- Project Management
- Intelligent Buildings
- BREAM
Scope
The initial driver for this project came from Booking.com's rapid growth and success in recent years. Expanding quickly, they already held several offices across Amsterdam. But this was creating operational challenges – creating silos and making collaboration more difficult. The offices themselves were hidden away from the tourist centres where Booking.com wanted to be seen as active members of their community.
They set out with a question – can we bring all 7,000+ of our employees under one roof?
With existing office space in Amsterdam either limited or unable to meet the needs of their size, their question soon shifted – can we build the office that would bring all our employees under one roof?
This reassessment presented new challenges, and opportunities. Booking.com had never built their own office – they'd always brought their fit-out to an existing space. Here, they would need to create an office flexible enough at its core to adapt to the needs of their current staff, and the staff of the future.
The chance also opened new doors of potential – to elevate and accelerate their sustainable initiatives and create a bespoke space that could serve communities beyond their own staff.
But they would need experience and expertise to make it happen. That's where we came in.
Approach
Our role began at the earliest stage as the experience of our Real Estate team helped Booking.com's own real estate team establish the internal processes and approval lines that would ensure smooth progress and alignment on such a large-scale project. The completed building is the largest single-use building in Western Europe.
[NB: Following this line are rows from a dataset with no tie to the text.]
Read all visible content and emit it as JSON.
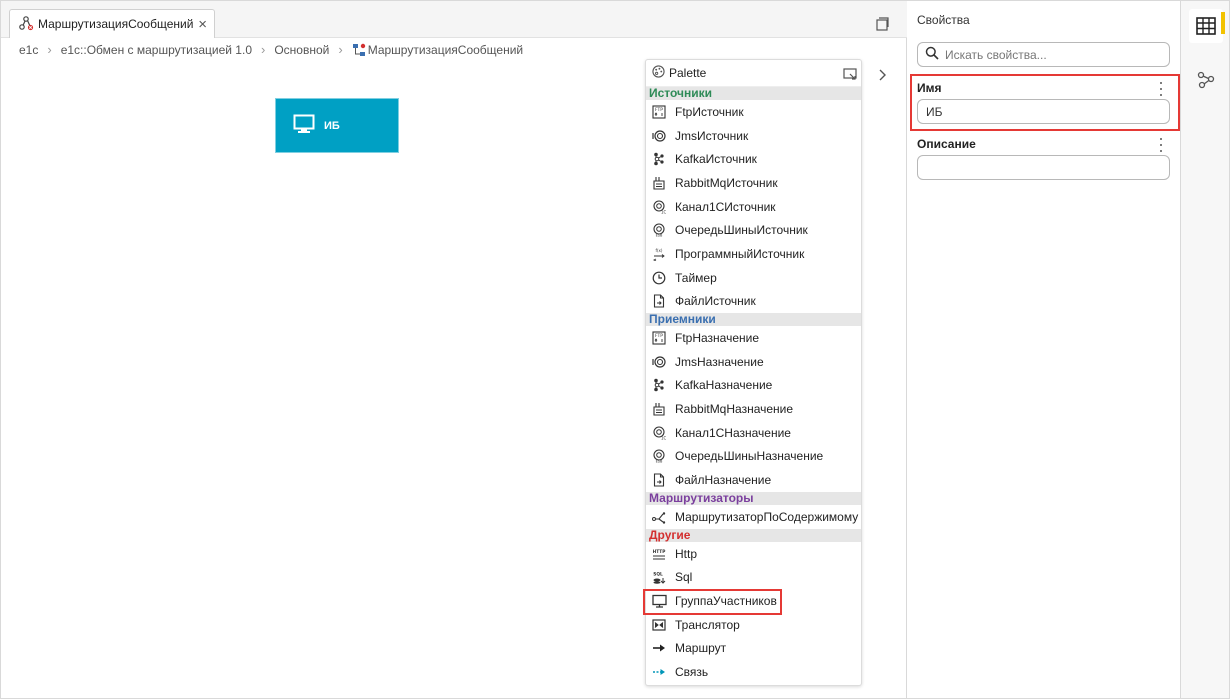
{
  "tab": {
    "title": "МаршрутизацияСообщений",
    "close": "×"
  },
  "breadcrumb": [
    "e1c",
    "e1c::Обмен с маршрутизацией 1.0",
    "Основной",
    "МаршрутизацияСообщений"
  ],
  "canvas": {
    "node_label": "ИБ",
    "node_color": "#00a0c4"
  },
  "palette": {
    "title": "Palette",
    "sections": [
      {
        "label": "Источники",
        "color": "#2e8b57",
        "items": [
          {
            "label": "FtpИсточник",
            "icon": "ftp-icon"
          },
          {
            "label": "JmsИсточник",
            "icon": "jms-icon"
          },
          {
            "label": "KafkaИсточник",
            "icon": "kafka-icon"
          },
          {
            "label": "RabbitMqИсточник",
            "icon": "rabbitmq-icon"
          },
          {
            "label": "Канал1СИсточник",
            "icon": "channel-1c-icon"
          },
          {
            "label": "ОчередьШиныИсточник",
            "icon": "bus-queue-icon"
          },
          {
            "label": "ПрограммныйИсточник",
            "icon": "program-icon"
          },
          {
            "label": "Таймер",
            "icon": "clock-icon"
          },
          {
            "label": "ФайлИсточник",
            "icon": "file-icon"
          }
        ]
      },
      {
        "label": "Приемники",
        "color": "#3a6fb0",
        "items": [
          {
            "label": "FtpНазначение",
            "icon": "ftp-icon"
          },
          {
            "label": "JmsНазначение",
            "icon": "jms-icon"
          },
          {
            "label": "KafkaНазначение",
            "icon": "kafka-icon"
          },
          {
            "label": "RabbitMqНазначение",
            "icon": "rabbitmq-icon"
          },
          {
            "label": "Канал1СНазначение",
            "icon": "channel-1c-icon"
          },
          {
            "label": "ОчередьШиныНазначение",
            "icon": "bus-queue-icon"
          },
          {
            "label": "ФайлНазначение",
            "icon": "file-icon"
          }
        ]
      },
      {
        "label": "Маршрутизаторы",
        "color": "#7b3f9e",
        "items": [
          {
            "label": "МаршрутизаторПоСодержимому",
            "icon": "router-icon"
          }
        ]
      },
      {
        "label": "Другие",
        "color": "#d32f2f",
        "items": [
          {
            "label": "Http",
            "icon": "http-icon"
          },
          {
            "label": "Sql",
            "icon": "sql-icon"
          },
          {
            "label": "ГруппаУчастников",
            "icon": "monitor-icon"
          },
          {
            "label": "Транслятор",
            "icon": "translator-icon"
          },
          {
            "label": "Маршрут",
            "icon": "arrow-icon"
          },
          {
            "label": "Связь",
            "icon": "link-icon"
          }
        ]
      }
    ]
  },
  "properties": {
    "title": "Свойства",
    "search_placeholder": "Искать свойства...",
    "name_label": "Имя",
    "name_value": "ИБ",
    "description_label": "Описание",
    "description_value": ""
  },
  "colors": {
    "highlight": "#e53935",
    "accent": "#f2c200"
  }
}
Central to our collaboration was the creation of an ambitious, flexible programme of requirements (PoR). It would become the bible of the project – laying out design objectives, constraints and criteria, space requirements, quality levels, flexibility and expandability, and more.
Here, we helped bridge the gaps between the expectations of the developer responsible for the land on which the office would stand; and Booking.com's desire for the flexibility to make changes to the design. Allowing the final building to be fit for the very latest wants and needs of its staff.
Outcome
In developing the programme of requirements, we helped Booking.com understand what they wanted from the building. The company operates within agile frameworks day-to-day, with digital ways of working allowing different teams to interact and work together with speed and adaptability.
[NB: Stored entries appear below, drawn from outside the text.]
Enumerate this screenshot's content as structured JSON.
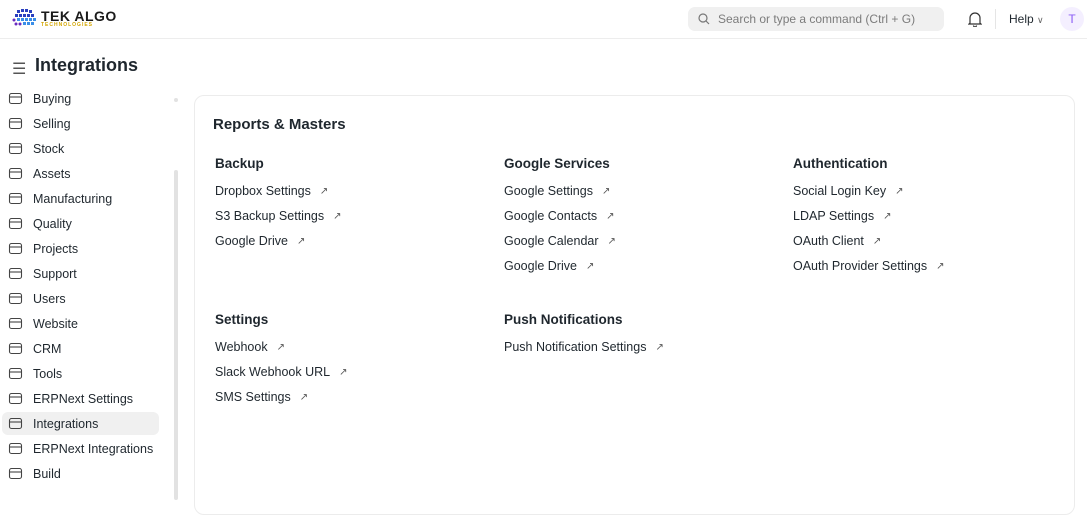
{
  "header": {
    "logo_main": "TEK ALGO",
    "logo_sub": "TECHNOLOGIES",
    "search_placeholder": "Search or type a command (Ctrl + G)",
    "help_label": "Help",
    "avatar_initial": "T"
  },
  "page": {
    "title": "Integrations"
  },
  "sidebar": {
    "items": [
      {
        "label": "Buying"
      },
      {
        "label": "Selling"
      },
      {
        "label": "Stock"
      },
      {
        "label": "Assets"
      },
      {
        "label": "Manufacturing"
      },
      {
        "label": "Quality"
      },
      {
        "label": "Projects"
      },
      {
        "label": "Support"
      },
      {
        "label": "Users"
      },
      {
        "label": "Website"
      },
      {
        "label": "CRM"
      },
      {
        "label": "Tools"
      },
      {
        "label": "ERPNext Settings"
      },
      {
        "label": "Integrations",
        "active": true
      },
      {
        "label": "ERPNext Integrations"
      },
      {
        "label": "Build"
      }
    ]
  },
  "main": {
    "title": "Reports & Masters",
    "sections": [
      {
        "title": "Backup",
        "links": [
          "Dropbox Settings",
          "S3 Backup Settings",
          "Google Drive"
        ]
      },
      {
        "title": "Google Services",
        "links": [
          "Google Settings",
          "Google Contacts",
          "Google Calendar",
          "Google Drive"
        ]
      },
      {
        "title": "Authentication",
        "links": [
          "Social Login Key",
          "LDAP Settings",
          "OAuth Client",
          "OAuth Provider Settings"
        ]
      },
      {
        "title": "Settings",
        "links": [
          "Webhook",
          "Slack Webhook URL",
          "SMS Settings"
        ]
      },
      {
        "title": "Push Notifications",
        "links": [
          "Push Notification Settings"
        ]
      }
    ],
    "arrow": "↗"
  }
}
We encouraged Booking.com to build on these smart and agile ways of working, using the physical workplace to promote the building of ideas across silos. Despite their digital workflows, being spread across Amsterdam before, Booking.com's tech environment was separate from their software, or from their marketing.
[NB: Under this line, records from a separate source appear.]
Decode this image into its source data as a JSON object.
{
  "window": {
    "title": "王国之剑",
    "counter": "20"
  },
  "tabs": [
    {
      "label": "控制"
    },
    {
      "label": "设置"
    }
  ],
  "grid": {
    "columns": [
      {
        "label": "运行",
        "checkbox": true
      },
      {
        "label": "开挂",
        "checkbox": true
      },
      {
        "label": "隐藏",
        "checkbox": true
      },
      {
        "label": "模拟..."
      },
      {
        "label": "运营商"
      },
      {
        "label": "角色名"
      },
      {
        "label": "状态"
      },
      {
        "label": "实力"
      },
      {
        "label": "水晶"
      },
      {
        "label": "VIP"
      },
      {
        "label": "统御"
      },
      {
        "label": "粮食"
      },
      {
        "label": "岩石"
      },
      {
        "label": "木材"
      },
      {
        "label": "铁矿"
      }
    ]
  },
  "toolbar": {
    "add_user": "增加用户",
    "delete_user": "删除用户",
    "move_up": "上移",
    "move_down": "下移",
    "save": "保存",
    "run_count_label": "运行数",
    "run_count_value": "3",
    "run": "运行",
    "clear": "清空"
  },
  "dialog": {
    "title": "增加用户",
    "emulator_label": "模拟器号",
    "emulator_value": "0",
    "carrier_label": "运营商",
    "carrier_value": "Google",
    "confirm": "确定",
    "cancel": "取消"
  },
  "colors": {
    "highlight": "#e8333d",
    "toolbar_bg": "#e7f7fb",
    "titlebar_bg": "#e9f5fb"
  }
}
With a building that encouraged interactions – both deliberate and chance – we knew that Booking.com's proposition to employees and customers would improve.
What resulted was a flexible, future-ready programme of requirements – ready for the challenges, changes and opportunities of the project that lay ahead. The strength of our collective work in those early stages was proved when the pandemic struck in the midst of the project.
Despite the overhaul of working norms that resulted – we didn't have to change course drastically at any point in the build or design. Our plans were already flexible – and had been designed with future workplace visions in mind.